Aniceto Ortega fue un músico renombrado en su época. Nació en Tulancingo, el 17 de abril  de 1825. En 1849 realizó un viaje a Europa, donde permaneció dos años dedicados a estudios obstétricos y clínicos, así como musicales.

 

Desde 1873 don Miguel Lerdo de Tejada lo nombró presidente del consejo superior de salubridad en la ciudad de México, cargo que desempeñó hasta su muerte acaecida el 17 de noviembre de 1875 en la misma ciudad.
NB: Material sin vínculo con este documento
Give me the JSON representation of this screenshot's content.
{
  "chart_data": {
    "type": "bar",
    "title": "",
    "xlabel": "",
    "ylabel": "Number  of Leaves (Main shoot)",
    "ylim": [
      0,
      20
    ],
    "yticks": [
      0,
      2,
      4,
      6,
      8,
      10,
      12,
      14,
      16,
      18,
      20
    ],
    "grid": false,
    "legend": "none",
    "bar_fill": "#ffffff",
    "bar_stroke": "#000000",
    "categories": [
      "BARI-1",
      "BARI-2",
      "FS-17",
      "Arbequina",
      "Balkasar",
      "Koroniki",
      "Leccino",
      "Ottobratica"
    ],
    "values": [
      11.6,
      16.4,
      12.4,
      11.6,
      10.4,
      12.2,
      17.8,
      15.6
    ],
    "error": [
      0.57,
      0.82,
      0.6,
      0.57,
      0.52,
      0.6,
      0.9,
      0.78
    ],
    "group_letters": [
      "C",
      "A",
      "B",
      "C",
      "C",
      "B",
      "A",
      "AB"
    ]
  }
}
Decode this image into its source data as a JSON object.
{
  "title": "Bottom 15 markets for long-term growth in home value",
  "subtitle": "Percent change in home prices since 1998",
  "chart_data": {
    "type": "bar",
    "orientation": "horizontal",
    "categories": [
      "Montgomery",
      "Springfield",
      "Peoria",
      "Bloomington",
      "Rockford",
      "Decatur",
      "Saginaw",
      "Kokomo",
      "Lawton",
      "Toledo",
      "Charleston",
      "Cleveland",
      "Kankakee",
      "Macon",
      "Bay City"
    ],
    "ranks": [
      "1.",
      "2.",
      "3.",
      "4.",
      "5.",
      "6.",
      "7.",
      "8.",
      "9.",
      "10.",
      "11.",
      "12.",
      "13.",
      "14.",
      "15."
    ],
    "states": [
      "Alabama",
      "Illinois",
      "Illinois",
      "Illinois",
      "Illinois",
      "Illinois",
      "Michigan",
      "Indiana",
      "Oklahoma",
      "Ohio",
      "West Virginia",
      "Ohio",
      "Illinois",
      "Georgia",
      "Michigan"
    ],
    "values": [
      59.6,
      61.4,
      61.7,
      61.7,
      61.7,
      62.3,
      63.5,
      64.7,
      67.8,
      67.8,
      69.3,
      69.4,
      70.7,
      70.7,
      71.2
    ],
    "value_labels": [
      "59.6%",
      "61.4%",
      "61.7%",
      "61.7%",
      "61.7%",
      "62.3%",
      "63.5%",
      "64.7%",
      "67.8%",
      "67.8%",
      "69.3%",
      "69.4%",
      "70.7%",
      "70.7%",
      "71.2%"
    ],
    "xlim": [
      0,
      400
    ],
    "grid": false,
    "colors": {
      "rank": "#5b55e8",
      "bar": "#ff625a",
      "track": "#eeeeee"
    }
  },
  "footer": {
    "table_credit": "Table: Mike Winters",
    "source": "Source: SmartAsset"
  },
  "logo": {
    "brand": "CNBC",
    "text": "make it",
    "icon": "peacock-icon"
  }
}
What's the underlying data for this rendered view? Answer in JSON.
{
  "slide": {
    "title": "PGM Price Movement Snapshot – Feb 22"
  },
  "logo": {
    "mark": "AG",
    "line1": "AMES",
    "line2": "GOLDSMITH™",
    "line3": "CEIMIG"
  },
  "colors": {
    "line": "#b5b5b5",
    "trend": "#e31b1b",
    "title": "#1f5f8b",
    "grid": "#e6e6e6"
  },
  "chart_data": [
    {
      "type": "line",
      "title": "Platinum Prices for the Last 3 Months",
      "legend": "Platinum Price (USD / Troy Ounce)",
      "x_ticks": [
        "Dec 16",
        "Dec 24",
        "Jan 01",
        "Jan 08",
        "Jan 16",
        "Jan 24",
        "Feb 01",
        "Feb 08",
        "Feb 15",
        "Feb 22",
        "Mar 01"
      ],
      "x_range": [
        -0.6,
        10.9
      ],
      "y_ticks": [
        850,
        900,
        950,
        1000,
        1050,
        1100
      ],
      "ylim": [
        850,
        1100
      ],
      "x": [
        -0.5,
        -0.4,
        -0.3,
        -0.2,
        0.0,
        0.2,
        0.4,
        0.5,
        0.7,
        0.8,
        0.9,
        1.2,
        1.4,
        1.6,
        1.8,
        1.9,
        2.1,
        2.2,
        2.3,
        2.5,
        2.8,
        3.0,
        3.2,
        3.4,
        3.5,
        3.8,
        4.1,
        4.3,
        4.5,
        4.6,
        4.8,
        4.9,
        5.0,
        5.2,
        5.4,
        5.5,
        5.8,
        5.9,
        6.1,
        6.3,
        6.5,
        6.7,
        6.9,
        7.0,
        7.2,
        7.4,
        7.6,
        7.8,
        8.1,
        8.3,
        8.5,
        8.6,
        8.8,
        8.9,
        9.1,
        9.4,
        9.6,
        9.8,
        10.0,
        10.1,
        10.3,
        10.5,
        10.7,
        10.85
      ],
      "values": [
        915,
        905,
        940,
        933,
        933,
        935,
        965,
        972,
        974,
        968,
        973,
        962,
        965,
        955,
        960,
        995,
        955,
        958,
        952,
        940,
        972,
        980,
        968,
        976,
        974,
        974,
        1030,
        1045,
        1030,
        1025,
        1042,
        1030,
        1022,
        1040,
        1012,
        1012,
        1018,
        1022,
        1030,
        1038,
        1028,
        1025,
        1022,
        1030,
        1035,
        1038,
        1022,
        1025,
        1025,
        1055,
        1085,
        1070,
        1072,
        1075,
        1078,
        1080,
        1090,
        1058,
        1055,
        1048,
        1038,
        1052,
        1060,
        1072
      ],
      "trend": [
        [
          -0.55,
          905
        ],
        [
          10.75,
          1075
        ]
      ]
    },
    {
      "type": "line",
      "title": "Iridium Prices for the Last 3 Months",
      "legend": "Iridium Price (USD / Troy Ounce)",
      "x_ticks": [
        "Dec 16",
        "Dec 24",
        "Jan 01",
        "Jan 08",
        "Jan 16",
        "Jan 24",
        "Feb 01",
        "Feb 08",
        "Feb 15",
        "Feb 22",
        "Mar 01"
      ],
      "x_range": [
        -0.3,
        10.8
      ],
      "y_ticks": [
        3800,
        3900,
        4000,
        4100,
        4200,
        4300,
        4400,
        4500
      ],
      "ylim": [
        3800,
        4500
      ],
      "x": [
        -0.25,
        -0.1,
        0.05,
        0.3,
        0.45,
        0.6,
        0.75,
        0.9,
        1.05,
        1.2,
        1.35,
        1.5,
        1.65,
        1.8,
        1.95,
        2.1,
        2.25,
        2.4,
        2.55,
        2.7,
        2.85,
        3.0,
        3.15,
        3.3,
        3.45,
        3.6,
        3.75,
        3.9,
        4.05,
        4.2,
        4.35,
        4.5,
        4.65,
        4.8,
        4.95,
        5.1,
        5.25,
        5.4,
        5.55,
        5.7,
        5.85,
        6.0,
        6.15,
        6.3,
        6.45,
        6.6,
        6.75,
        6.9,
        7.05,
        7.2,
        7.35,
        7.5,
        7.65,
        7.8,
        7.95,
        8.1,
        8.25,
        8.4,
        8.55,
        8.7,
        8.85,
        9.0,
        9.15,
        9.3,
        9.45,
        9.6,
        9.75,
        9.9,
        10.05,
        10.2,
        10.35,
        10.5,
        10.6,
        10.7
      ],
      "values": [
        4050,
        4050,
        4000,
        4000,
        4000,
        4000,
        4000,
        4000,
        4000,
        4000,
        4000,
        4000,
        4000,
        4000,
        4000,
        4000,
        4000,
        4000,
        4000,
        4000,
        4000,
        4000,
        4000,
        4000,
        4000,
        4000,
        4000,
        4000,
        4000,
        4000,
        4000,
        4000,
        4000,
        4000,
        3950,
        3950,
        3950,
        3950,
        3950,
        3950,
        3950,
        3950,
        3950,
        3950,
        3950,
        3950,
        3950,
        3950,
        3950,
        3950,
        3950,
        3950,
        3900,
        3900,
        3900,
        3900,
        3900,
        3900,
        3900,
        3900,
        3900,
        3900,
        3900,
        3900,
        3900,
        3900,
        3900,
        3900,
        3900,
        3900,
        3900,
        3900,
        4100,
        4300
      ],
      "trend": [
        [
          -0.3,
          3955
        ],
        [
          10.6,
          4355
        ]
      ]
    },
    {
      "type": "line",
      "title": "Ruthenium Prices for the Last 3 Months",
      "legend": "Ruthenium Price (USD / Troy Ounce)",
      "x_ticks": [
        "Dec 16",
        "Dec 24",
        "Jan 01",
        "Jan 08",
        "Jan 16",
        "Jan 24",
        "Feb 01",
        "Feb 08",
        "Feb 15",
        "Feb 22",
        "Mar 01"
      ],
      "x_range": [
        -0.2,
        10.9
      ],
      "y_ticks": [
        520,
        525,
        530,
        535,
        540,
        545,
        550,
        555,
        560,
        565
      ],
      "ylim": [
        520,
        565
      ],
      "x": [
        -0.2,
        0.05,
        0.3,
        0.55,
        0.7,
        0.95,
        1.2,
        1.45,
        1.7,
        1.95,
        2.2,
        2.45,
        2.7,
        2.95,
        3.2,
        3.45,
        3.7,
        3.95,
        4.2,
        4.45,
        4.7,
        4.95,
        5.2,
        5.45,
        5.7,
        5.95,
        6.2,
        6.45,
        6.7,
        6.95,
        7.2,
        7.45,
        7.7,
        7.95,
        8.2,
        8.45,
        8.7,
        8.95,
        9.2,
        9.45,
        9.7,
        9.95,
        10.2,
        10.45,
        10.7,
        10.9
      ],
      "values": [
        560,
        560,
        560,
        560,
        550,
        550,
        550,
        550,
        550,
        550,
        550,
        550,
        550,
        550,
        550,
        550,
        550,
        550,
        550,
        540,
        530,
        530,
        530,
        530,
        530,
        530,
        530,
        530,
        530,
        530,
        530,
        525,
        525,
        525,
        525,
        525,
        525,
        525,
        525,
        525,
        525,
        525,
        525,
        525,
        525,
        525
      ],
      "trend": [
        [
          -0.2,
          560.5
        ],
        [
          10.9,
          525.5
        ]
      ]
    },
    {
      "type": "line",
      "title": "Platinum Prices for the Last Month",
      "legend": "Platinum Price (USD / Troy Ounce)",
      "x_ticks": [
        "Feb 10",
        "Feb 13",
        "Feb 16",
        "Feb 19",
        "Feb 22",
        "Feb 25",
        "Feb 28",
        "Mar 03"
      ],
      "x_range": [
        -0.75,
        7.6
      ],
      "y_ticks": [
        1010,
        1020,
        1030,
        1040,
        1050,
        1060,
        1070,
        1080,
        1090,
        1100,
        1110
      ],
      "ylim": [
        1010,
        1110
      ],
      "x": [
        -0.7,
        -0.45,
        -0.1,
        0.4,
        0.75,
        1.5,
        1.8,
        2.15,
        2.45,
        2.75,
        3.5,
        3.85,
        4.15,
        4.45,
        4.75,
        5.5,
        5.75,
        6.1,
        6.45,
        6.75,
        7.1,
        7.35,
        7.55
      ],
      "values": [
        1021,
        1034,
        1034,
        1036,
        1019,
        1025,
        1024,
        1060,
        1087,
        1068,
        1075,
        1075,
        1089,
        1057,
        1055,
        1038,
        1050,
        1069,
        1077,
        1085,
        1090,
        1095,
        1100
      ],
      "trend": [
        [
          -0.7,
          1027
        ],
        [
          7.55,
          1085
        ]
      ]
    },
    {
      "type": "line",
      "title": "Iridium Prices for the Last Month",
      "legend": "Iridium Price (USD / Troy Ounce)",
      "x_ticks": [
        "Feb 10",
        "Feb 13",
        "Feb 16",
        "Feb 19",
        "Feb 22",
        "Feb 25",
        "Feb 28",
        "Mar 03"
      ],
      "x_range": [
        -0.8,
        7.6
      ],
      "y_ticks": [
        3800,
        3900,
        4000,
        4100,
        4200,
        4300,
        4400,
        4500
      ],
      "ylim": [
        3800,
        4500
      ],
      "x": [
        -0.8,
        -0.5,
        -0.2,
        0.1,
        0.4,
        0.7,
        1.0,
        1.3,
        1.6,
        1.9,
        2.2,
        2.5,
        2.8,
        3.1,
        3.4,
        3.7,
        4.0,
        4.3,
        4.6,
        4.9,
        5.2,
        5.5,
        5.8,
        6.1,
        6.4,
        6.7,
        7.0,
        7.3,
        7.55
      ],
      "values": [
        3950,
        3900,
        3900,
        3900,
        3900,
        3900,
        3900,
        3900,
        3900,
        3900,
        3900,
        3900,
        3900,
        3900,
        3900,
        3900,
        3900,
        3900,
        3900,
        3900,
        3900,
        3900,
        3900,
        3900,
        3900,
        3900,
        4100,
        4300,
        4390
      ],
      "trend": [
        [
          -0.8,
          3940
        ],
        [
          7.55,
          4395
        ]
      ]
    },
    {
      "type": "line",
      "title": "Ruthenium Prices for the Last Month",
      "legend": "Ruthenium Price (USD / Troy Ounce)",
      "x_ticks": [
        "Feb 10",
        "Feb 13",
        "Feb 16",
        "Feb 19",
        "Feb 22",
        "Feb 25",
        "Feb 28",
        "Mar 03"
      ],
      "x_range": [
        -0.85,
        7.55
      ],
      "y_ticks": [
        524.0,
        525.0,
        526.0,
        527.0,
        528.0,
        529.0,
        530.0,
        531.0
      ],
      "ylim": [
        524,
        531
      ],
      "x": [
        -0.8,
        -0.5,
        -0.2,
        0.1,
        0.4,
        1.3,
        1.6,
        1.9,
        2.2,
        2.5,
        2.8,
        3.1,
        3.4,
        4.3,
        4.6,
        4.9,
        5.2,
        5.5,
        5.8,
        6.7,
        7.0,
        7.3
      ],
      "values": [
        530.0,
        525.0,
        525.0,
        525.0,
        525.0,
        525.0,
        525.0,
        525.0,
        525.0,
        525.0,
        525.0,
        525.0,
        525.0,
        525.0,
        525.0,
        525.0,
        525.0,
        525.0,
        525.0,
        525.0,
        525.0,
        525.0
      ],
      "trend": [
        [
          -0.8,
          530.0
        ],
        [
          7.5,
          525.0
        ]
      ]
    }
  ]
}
Figura entre los más notables obstetras mexicanos del siglo XIX y formó parte del primer  grupo  de académicos  de la actual  Academia  Nacional de Medicina, donde ingresó  en julio de 1864.

 

Fue fundador del Conservatorio nacional, por aquel tiempo era conocido  como “el Chopin mexicano” y en la escuela  de música fundó la cátedra de composición, que dictó por algún tiempo, musical   fue también  el redactor del reglamento del conservatorio nacional de música. Compuso la Marcha Zaragoza, que durante muchos años fue tomada como el himno nacional mexicano y la òpera Guatemotzin, obra reconocida como nacionalista.

 

Por último hablaremos de Eulalio María Ortega, él fue un prestigiado abogado que estuvo a cargo de la defensa de Maximiliano de Habsburgo (cosa por demás extraña teniendo en cuenta que tanto su padre como su hermano eran reconocidos liberales). Aunque perdió en el juicio, es evidente que su prestigio era muy grande al ser llamado para defender a semejante personaje. También fue poeta y publicó algunas pieza literarias como: Discurso inaugural pronunciado el día 23 de octubre de 1839 en la apertura anual de la Academia de Jurisprudencia Teórico-Práctica (1839) y Elogio a Cristóbal Colón, presentado y premiado en el concurso abierto por convocatoria al Ateneo Mexicano el 20 de julio de 1845 (1846). Escribió en periódicos y revistas de la época, entre otras: El Año Nuevo (1837 y 1840), El Museo Literario (1837) y El Recreo de las Familias (1838).